Your Wife.
This is the letter in which David Elliot thinks his wife "went too far." He produced it before Judge David Matchett Saturday in a suit for divorce.
118. Suspense Lead.—The most difficult to handle of all the informal leads is the suspense lead, where the writer purposely begins with unimportant but enticing details and lures the reader on from paragraph to paragraph, always holding out a half-promise of something worth while if one will continue a bit further. In this way the reader is tempted to the middle or end of the story before he is told the real point of the article. A difficult type of lead, this, but forceful when well handled.
Pierre L. Corbin, 60 years old, of Eatontown, who runs a dairy and drives his own milk wagon, matched the speed of his horse against that of a New Jersey Central train yesterday morning at 7 o'clock in a race to the crossing at Eatontown. It was a tie. Both got there at the same time.[15]

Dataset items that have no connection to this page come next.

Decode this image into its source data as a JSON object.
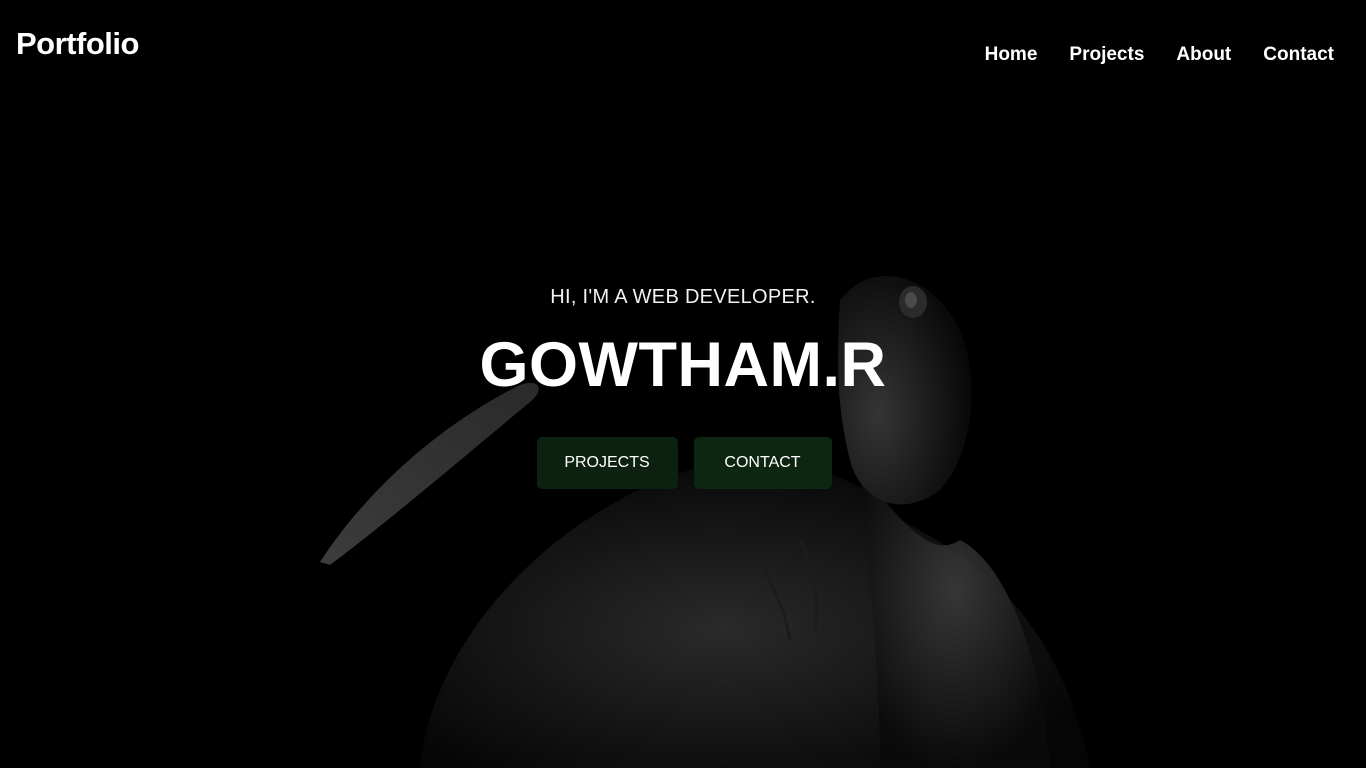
{
  "header": {
    "logo": "Portfolio",
    "nav": [
      {
        "label": "Home"
      },
      {
        "label": "Projects"
      },
      {
        "label": "About"
      },
      {
        "label": "Contact"
      }
    ]
  },
  "hero": {
    "tagline": "HI, I'M A WEB DEVELOPER.",
    "name": "GOWTHAM.R",
    "buttons": {
      "projects": "PROJECTS",
      "contact": "CONTACT"
    }
  },
  "colors": {
    "background": "#000000",
    "text": "#ffffff",
    "button_background": "#0c2110"
  }
}
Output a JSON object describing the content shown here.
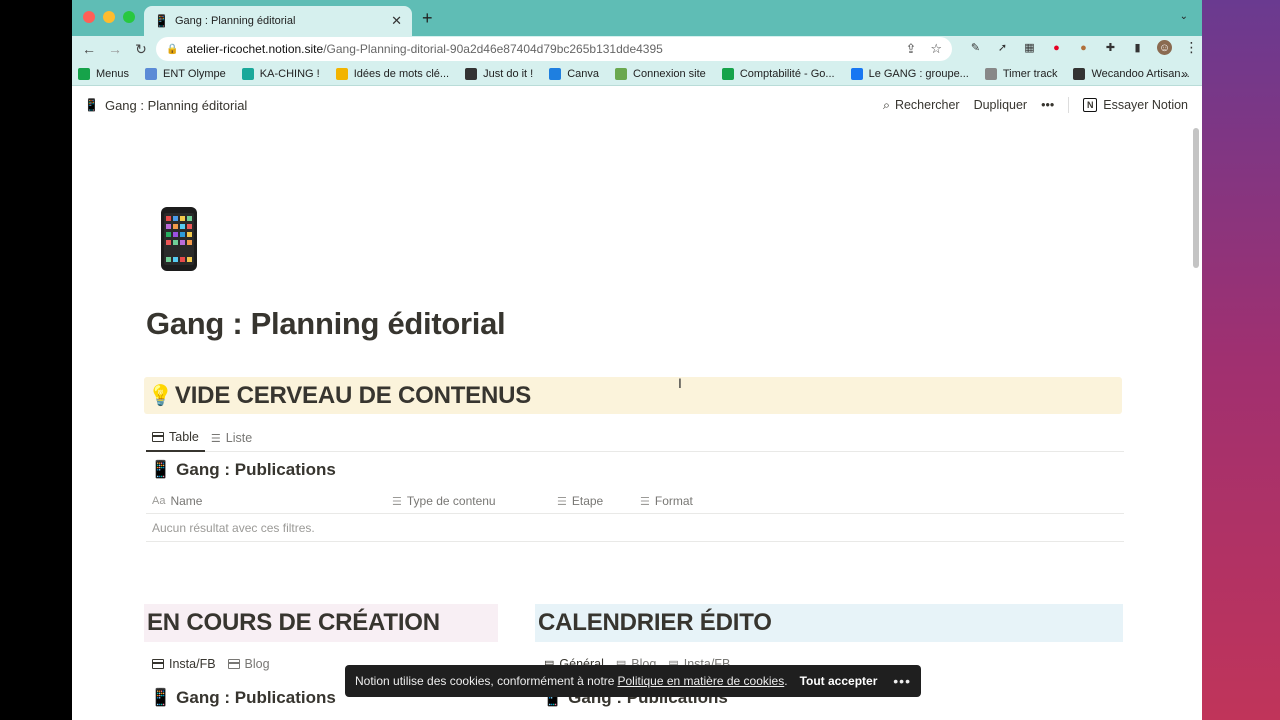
{
  "browser": {
    "tab_title": "Gang : Planning éditorial",
    "tab_icon": "mobile-phone-icon",
    "url_host": "atelier-ricochet.notion.site",
    "url_path": "/Gang-Planning-ditorial-90a2d46e87404d79bc265b131dde4395",
    "bookmarks": [
      {
        "label": "Menus",
        "icon": "green-square-icon",
        "color": "#16a34a"
      },
      {
        "label": "ENT Olympe",
        "icon": "shield-icon",
        "color": "#5b8bd6"
      },
      {
        "label": "KA-CHING !",
        "icon": "teal-square-icon",
        "color": "#1aa89a"
      },
      {
        "label": "Idées de mots clé...",
        "icon": "ads-icon",
        "color": "#f2b400"
      },
      {
        "label": "Just do it !",
        "icon": "bomb-icon",
        "color": "#333333"
      },
      {
        "label": "Canva",
        "icon": "canva-icon",
        "color": "#1e7fe0"
      },
      {
        "label": "Connexion site",
        "icon": "site-icon",
        "color": "#6aa84f"
      },
      {
        "label": "Comptabilité - Go...",
        "icon": "sheets-icon",
        "color": "#16a34a"
      },
      {
        "label": "Le GANG : groupe...",
        "icon": "facebook-icon",
        "color": "#1877f2"
      },
      {
        "label": "Timer track",
        "icon": "timer-icon",
        "color": "#888888"
      },
      {
        "label": "Wecandoo Artisan...",
        "icon": "globe-icon",
        "color": "#333333"
      }
    ],
    "bookmarks_more": "»"
  },
  "notion_bar": {
    "page_title": "Gang : Planning éditorial",
    "search": "Rechercher",
    "duplicate": "Dupliquer",
    "more": "•••",
    "try_notion": "Essayer Notion"
  },
  "page": {
    "title": "Gang : Planning éditorial",
    "section1": {
      "heading": "VIDE CERVEAU DE CONTENUS",
      "views": [
        "Table",
        "Liste"
      ],
      "db_title": "Gang : Publications",
      "columns": [
        "Name",
        "Type de contenu",
        "Etape",
        "Format"
      ],
      "empty": "Aucun résultat avec ces filtres."
    },
    "section2": {
      "heading": "EN COURS DE CRÉATION",
      "views": [
        "Insta/FB",
        "Blog"
      ],
      "db_title": "Gang : Publications"
    },
    "section3": {
      "heading": "CALENDRIER ÉDITO",
      "views": [
        "Général",
        "Blog",
        "Insta/FB"
      ],
      "db_title": "Gang : Publications"
    }
  },
  "cookie": {
    "text": "Notion utilise des cookies, conformément à notre",
    "link": "Politique en matière de cookies",
    "after": ".",
    "accept": "Tout accepter",
    "more": "•••"
  }
}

[15] New York Times, August 27, 1915.
There are two ways of patching a pair of trousers,—neatly and bluey; and probably no tailor in Manhattan is as certain of it to-day as Sigmund Steinbern. So he stated to the police yesterday when a customer sat him down on his lighted gas stove, and so he insisted last night when friends called to see him at the Washington Heights Hospital. Furthermore, to say nothing of moreover, he is a tailor of standing, or will be for the next couple of weeks, and he knows his place. It is not, he feels, upon a gas stove.
To friends who called at the hospital to ask Mr. Steinbern exactly what had happened to him, he said, by way of changing the subject, that he has a sign in his store upon which the following appears:
Everything Done in a Hurry
There, he contends, lies the seed of the trouble. Regarding the seat of the trouble, more anon....[16]
[16] New York Herald, December 21, 1915.